Day97: Looking deep

I saw this tweet today and wanted to see how deep learning compares with the decision trees in predicting Kaggle House Prices.

Don't use deep learning your data isn't that big https://t.co/q9LZkUyoR5 pic.twitter.com/pi25EvZ8Tb
— Simply Statistics (@simplystats) May 31, 2017

In this tweet, “Don’t use deep learning your data isn’t that big”, SimplyStats (2017) says:

“When your dataset isn’t that big, doing something simpler is often both more interpretable and it works just as well due to potential overfitting.”

“For low training set sample sizes it looks like the simpler method (just picking the top 10 and using a linear model) slightly outperforms the more complicated methods. As the sample size increases, we see the more complicated method catch up and have comparable test set accuracy.”

The Jupyter Notebook for this little project is found here.

Non-deep learning

In my previous posts, I predicted house prices using various decision trees with comparable accuracy.

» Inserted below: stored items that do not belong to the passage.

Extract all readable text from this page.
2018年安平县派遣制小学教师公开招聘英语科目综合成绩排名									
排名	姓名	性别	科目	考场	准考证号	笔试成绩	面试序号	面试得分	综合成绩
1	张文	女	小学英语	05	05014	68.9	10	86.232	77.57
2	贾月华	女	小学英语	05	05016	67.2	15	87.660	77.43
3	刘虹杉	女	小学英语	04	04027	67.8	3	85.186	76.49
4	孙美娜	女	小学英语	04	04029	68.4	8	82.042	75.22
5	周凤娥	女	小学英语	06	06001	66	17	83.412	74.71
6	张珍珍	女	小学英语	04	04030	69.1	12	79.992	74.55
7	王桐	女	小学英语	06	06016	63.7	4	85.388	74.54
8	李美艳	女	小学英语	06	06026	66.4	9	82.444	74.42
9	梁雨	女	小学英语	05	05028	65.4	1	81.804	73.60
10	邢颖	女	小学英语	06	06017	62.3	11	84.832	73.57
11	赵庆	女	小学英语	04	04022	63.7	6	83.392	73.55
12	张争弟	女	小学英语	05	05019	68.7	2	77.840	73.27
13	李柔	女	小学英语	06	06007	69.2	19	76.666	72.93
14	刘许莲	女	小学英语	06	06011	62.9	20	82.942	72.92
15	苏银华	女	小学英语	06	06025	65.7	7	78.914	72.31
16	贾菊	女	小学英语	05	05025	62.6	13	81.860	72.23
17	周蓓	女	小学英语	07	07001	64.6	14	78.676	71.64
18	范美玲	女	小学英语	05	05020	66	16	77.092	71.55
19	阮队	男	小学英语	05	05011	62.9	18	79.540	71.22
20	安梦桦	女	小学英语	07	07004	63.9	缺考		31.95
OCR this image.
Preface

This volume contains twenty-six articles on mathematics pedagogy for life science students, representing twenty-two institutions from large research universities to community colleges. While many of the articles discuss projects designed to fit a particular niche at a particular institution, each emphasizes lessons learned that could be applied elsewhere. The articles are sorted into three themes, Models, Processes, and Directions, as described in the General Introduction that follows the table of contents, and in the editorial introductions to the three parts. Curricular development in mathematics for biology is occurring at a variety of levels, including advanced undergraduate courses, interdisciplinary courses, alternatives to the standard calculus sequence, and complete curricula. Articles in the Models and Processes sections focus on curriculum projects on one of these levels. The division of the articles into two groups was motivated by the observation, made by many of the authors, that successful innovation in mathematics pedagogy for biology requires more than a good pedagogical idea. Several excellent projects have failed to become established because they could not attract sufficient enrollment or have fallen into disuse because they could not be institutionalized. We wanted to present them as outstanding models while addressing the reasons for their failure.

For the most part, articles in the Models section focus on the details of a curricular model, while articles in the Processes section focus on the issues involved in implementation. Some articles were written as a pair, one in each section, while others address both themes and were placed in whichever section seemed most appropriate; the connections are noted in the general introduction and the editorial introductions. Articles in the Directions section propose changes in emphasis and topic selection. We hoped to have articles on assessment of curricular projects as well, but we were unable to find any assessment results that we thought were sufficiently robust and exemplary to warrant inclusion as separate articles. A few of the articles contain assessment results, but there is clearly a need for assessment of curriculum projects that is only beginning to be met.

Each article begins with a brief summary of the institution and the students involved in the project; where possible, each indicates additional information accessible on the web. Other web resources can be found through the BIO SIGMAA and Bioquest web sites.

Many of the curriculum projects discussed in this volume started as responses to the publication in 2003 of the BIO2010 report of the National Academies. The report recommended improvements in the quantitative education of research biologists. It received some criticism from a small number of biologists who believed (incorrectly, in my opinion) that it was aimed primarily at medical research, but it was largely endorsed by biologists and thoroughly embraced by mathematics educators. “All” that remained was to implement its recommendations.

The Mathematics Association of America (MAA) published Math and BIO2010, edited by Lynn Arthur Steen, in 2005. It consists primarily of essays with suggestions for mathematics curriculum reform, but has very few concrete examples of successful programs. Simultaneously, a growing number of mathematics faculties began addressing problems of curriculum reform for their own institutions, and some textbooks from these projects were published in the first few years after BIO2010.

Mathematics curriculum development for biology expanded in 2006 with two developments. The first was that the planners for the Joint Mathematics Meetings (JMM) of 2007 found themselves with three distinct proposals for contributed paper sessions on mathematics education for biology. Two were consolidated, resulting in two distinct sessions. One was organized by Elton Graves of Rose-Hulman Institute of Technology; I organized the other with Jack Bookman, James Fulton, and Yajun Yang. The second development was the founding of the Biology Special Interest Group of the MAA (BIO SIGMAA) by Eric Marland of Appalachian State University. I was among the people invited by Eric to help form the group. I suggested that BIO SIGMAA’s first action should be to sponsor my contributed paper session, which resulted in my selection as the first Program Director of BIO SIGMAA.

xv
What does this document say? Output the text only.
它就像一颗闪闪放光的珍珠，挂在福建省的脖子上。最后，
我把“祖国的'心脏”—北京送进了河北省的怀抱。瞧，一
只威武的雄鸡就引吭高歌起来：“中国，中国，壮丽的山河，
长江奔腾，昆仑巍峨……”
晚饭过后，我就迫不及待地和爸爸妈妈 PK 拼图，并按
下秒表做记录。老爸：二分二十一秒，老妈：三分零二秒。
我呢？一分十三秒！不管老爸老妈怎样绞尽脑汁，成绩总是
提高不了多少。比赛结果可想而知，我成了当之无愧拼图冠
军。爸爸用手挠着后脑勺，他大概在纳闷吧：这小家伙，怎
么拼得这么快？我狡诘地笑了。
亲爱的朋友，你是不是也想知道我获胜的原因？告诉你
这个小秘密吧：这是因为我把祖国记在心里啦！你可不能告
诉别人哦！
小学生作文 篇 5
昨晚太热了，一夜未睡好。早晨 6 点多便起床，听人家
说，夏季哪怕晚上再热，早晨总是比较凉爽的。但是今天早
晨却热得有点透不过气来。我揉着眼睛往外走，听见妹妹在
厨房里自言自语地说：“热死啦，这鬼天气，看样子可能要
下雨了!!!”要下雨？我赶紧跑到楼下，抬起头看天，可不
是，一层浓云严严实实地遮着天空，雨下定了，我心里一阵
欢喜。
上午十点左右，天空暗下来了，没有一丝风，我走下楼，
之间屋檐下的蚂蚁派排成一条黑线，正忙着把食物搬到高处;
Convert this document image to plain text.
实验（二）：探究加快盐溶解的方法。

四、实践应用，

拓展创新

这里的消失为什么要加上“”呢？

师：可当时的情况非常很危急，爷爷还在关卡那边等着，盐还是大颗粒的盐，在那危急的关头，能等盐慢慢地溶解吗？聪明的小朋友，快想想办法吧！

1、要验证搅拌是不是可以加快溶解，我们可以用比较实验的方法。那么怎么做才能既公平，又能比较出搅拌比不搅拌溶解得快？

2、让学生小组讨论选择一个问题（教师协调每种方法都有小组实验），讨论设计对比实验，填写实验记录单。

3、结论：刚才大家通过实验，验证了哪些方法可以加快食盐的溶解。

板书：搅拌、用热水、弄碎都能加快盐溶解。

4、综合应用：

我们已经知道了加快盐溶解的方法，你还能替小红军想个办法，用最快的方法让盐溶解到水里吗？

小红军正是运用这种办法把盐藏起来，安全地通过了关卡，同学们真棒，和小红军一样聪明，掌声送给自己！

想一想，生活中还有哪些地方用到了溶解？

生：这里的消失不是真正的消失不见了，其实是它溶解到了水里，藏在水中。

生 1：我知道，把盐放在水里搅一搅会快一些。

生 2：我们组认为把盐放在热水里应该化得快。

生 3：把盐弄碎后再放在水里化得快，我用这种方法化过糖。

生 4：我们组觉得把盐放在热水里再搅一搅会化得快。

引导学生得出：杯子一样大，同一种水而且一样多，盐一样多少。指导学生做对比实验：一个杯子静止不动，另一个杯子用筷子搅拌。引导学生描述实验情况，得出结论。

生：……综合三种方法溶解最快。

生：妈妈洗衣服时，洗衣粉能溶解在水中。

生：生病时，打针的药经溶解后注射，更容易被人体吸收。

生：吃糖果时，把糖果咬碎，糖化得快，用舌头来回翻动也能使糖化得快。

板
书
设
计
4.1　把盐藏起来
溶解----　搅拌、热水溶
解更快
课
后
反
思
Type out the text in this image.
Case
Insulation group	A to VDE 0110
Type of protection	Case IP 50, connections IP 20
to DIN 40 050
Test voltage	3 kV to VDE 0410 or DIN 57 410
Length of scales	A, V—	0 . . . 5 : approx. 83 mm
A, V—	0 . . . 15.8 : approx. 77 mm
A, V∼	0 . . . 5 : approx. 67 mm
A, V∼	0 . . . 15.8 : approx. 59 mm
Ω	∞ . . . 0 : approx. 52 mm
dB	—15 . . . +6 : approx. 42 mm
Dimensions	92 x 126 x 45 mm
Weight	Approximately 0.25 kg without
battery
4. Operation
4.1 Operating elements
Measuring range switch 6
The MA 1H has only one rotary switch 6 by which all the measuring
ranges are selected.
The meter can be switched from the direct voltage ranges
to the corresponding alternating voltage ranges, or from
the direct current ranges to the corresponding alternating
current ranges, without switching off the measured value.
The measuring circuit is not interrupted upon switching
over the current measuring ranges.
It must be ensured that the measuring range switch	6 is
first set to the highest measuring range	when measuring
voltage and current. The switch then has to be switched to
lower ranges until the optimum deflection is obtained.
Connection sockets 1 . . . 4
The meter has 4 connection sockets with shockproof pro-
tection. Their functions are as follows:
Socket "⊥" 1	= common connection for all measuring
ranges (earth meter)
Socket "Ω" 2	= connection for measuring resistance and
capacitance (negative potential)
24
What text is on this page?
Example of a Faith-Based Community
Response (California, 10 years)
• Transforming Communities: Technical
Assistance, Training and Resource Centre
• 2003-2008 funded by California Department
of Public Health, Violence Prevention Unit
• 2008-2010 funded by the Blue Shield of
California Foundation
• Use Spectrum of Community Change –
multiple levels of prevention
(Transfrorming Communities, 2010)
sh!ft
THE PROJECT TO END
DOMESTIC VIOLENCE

Approach	Day	Accuracy when “Margin of Error” is $5000
Regression Tree	Day93	~0.15
Bagging	Day94	~0.15
Random Forest & Extremely Randomized Tree	Day95	~0.25
Boosting	Day96	~0.11

Note: The models have not been optimized.

Deep learning

Using deep learning, specified in Scikit-learn by MLPRegressor (for regression) or MLPClassifier (for classification), we find:

from sklearn.neural_network import MLPRegressor


mlp = MLPRegressor(alpha=0.001, max_iter=1000,
                   activation="relu", solver="lbfgs",
                   random_state=1)
mlp = mlp.fit(X_train, y_train)

There are many parameter to tune, here we tuned 4 parameters.
(see the Jupyter Notebook for run settings)

Indeed predictions between the deep and non-deep methods are comparable
changing the alpha values does not change the accuracy much
1000+ epochs seem to give steady accuracies
“relu” and “identity” activation does comparably better than “tanh” and “logistic”
“sgd” solver does comparably bad